IDOR - Instituto D'Or de Pesquisa e Ensino - Rede D'Or (RJ) — Prova 2026
Homem de 28 anos, previamente hígido, se encontra internado em enfermaria de clínica médica em decorrência de dor em coluna toracolombar de início há cerca de 1 mês e meio, que apresentou piora progressiva nas últimas 3 semanas, evoluindo com fraqueza dos membros inferiores. Apresenta, ainda, espasmos musculares em membros inferiores, perda ponderal não quantificada, febre e sudorese noturna. Nega tabagismo, etilismo e uso de drogas ilícitas. Ao exame físico, observa-se força grau 0 em membros inferiores, não havendo alterações ao exame cardiovascular. Exame laboratorial evidencia aumento proeminente da velocidade de hemossedimentação e da proteína C reativa. Ressonância magnética da coluna vertebral evidencia irregularidades tanto da placa terminal, quanto da face anterior dos corpos vertebrais, com edema e realce da medula óssea envolvendo T12 e L1, gerando compressão da medula espinhal local, além da presença de coleções líquidas heterogêneas estendendo-se para o músculo psoas bilateralmente. Os achados do exame de imagem são compatíveis com espondilodiscite associada a abscessos paravertebrais. Diante do exposto, a provável hipótese etiológica do quadro e o tratamento indicado são:
Dor lombar crônica + Febre/Perda ponderal + Abscesso de psoas = Mal de Pott (TB).
O Mal de Pott é a forma mais comum de TB osteoarticular; o tratamento envolve o esquema RIPE prolongado e cirurgia se houver instabilidade ou compressão medular.
O Mal de Pott, ou tuberculose vertebral, representa cerca de 50% dos casos de tuberculose óssea. A disseminação é geralmente hematogênica, originada de um foco primário pulmonar. A infecção começa na parte anterior do corpo vertebral e se espalha sob o ligamento longitudinal anterior, afetando vértebras adjacentes. A destruição óssea leva ao colapso vertebral e à deformidade em 'gibosidade'. O quadro clínico é insidioso, com dor local, sudorese noturna e perda de peso. A complicação mais temida é a paraplegia de Pott, resultante da compressão medular por tecido de granulação ou abscesso. O manejo exige alta suspeição clínica e uma combinação de terapia farmacológica prolongada e, quando necessário, intervenção cirúrgica para preservação da função neurológica.

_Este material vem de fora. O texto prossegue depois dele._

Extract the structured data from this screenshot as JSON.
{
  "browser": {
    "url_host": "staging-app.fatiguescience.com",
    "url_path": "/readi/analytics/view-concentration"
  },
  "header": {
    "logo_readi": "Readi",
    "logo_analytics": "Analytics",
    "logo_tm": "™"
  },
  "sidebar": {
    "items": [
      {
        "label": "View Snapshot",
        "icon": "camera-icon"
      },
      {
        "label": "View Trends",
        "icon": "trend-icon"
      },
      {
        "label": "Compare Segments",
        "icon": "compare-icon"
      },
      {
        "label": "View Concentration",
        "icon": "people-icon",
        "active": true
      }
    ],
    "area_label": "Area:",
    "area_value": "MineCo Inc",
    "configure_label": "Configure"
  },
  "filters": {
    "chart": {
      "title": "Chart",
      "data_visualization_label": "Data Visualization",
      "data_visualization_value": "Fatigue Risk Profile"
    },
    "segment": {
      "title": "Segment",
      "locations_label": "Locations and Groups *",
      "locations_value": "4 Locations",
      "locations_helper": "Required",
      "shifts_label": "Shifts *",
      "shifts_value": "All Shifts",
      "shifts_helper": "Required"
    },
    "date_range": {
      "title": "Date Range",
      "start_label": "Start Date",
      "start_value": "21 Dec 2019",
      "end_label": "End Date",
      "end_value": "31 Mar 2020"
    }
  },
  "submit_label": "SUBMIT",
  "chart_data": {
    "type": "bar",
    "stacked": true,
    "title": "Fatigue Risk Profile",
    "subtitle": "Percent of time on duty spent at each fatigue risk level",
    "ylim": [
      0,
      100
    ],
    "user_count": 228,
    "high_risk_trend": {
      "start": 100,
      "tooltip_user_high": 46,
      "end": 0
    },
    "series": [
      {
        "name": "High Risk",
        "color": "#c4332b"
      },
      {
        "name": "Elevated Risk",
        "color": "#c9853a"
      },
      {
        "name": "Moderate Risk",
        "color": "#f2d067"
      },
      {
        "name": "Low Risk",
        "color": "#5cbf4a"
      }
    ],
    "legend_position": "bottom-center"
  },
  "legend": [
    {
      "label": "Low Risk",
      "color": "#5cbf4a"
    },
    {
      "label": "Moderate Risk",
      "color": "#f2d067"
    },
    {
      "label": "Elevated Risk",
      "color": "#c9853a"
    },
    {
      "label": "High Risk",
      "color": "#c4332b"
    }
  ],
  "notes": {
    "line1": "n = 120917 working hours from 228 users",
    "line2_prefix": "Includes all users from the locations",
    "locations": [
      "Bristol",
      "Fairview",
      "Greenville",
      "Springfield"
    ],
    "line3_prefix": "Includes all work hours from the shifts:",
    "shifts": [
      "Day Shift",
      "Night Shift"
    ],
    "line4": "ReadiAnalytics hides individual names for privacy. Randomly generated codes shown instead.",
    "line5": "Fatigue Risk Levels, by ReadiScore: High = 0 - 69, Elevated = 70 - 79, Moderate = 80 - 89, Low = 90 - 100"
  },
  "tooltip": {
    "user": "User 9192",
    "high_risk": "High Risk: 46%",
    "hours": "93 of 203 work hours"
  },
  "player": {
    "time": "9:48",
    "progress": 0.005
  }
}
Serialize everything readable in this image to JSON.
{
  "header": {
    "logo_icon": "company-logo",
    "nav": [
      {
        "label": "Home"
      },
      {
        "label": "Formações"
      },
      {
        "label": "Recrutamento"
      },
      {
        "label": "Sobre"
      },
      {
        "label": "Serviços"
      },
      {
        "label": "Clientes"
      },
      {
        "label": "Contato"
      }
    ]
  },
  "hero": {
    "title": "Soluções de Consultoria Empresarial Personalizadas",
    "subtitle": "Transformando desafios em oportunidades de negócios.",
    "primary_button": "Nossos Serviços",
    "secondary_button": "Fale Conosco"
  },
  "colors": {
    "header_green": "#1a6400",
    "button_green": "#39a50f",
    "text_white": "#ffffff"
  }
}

Na ressonância magnética, o Mal de Pott (tuberculose vertebral) tipicamente se manifesta como uma espondilodiscite que envolve dois corpos vertebrais adjacentes e o disco intervertebral entre eles. Observa-se destruição da placa terminal, edema ósseo e, caracteristicamente, a formação de grandes coleções paravertebrais e abscessos no músculo psoas (abscessos frios), que podem se estender por vários níveis vertebrais e causar compressão do canal medular.
A intervenção cirúrgica no Mal de Pott é indicada em situações específicas: presença de déficit neurológico progressivo ou agudo (como a paraplegia observada no caso clínico), instabilidade da coluna vertebral, deformidade cifótica grave ou persistente, e falha na resposta ao tratamento clínico conservador. A cirurgia visa a descompressão medular, drenagem de abscessos e estabilização segmentar da coluna.
O tratamento medicamentoso padrão para a tuberculose osteoarticular (incluindo o Mal de Pott) utiliza o esquema RIPE (Rifampicina, Isoniazida, Pirazinamida e Etambutol). Embora o esquema básico de 6 meses seja comum, muitas diretrizes recomendam a extensão para 9 a 12 meses em casos de acometimento ósseo complexo para garantir a erradicação do bacilo em tecidos de difícil penetração.